Naltrexone is a mu-opioid receptor antagonist that blocks the euphoric effects of alcohol and feelings of intoxication. This can help people with alcohol use disorder reduce heavy drinking enough so that they stay motivated to continue treatment and avoid relapse.

Acamprosate can be administered immediately following acute withdrawal, and reestablishes some of the GABA and glutamate pathways that are disrupted by alcohol.

Finally, there’s disulfiram, which works by inhibiting the enzyme acetaldehyde dehydrogenase.

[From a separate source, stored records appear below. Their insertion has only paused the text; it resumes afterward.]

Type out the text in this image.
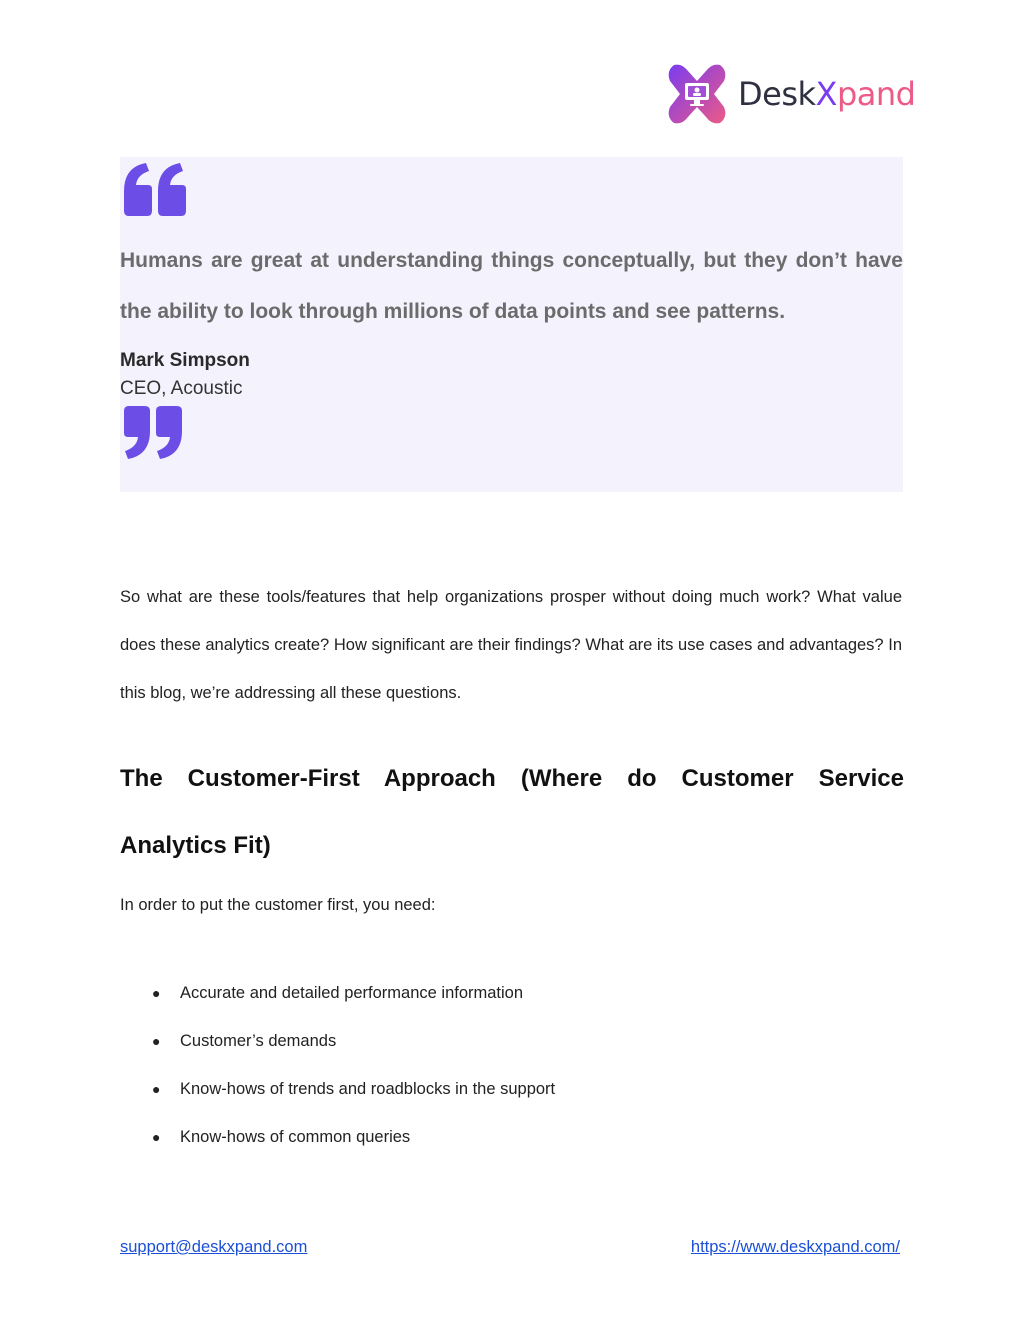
DeskXpand

Humans are great at understanding things conceptually, but they don’t have the ability to look through millions of data points and see patterns.

Mark Simpson
CEO, Acoustic

So what are these tools/features that help organizations prosper without doing much work? What value does these analytics create? How significant are their findings? What are its use cases and advantages? In this blog, we’re addressing all these questions.

The Customer-First Approach (Where do Customer Service Analytics Fit)

In order to put the customer first, you need:

● Accurate and detailed performance information
● Customer’s demands
● Know-hows of trends and roadblocks in the support
● Know-hows of common queries
support@deskxpand.com	https://www.deskxpand.com/
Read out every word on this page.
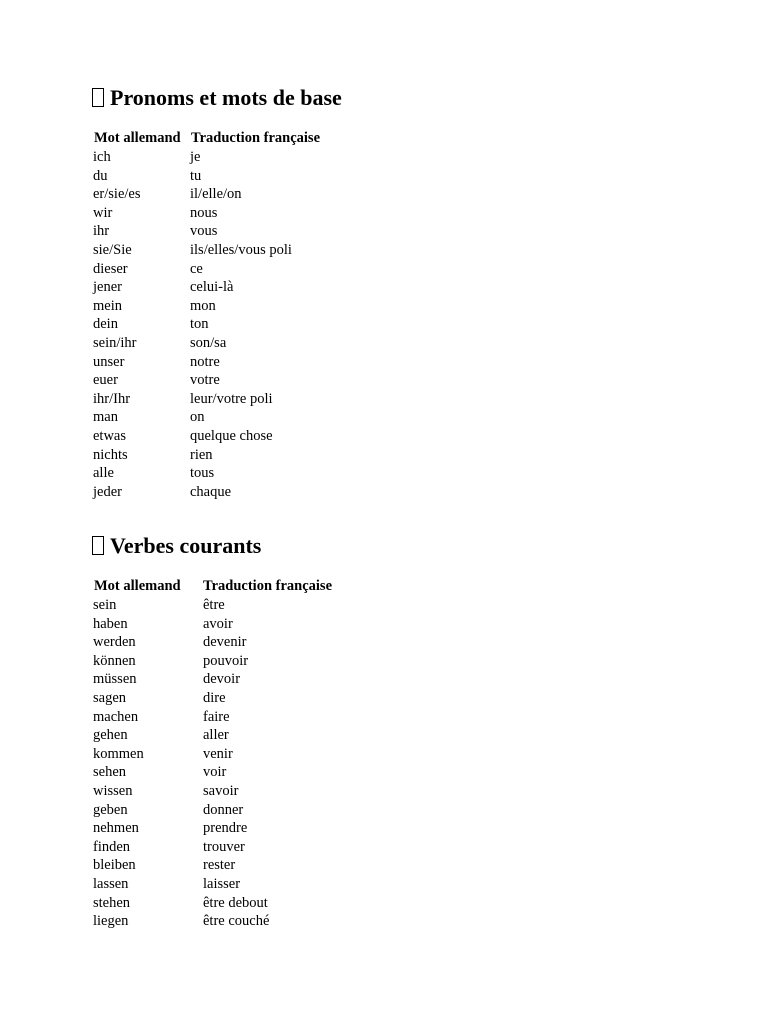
Pronoms et mots de base
Mot allemand	Traduction française
ich	je
du	tu
er/sie/es	il/elle/on
wir	nous
ihr	vous
sie/Sie	ils/elles/vous poli
dieser	ce
jener	celui-là
mein	mon
dein	ton
sein/ihr	son/sa
unser	notre
euer	votre
ihr/Ihr	leur/votre poli
man	on
etwas	quelque chose
nichts	rien
alle	tous
jeder	chaque
Verbes courants
Mot allemand	Traduction française
sein	être
haben	avoir
werden	devenir
können	pouvoir
müssen	devoir
sagen	dire
machen	faire
gehen	aller
kommen	venir
sehen	voir
wissen	savoir
geben	donner
nehmen	prendre
finden	trouver
bleiben	rester
lassen	laisser
stehen	être debout
liegen	être couché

In the body, alcohol is converted to acetaldehyde, which is then broken down by aldehyde dehydrogenase.

So when acetaldehyde dehydrogenase is inhibited, acetaldehyde levels build up and cause the effects of a "hangover" to happen immediately after alcohol is consumed, which decreases the likelihood that a person will drink alcohol again.

All right, as a quick recap, alcohol consumption affects different neurotransmitters and neural systems in the brain, which produces impairment that is initially pleasant or enjoyable, but can become more problematic and unpleasant if drinking continues. Long-term use can cause tolerance, which is the need for increasing doses to achieve the same effect, as well as dependence which is the reliance on the alcohol to function normally. The most effective treatments can include a combination of therapy and medications—with a lot of love and support from family and friends.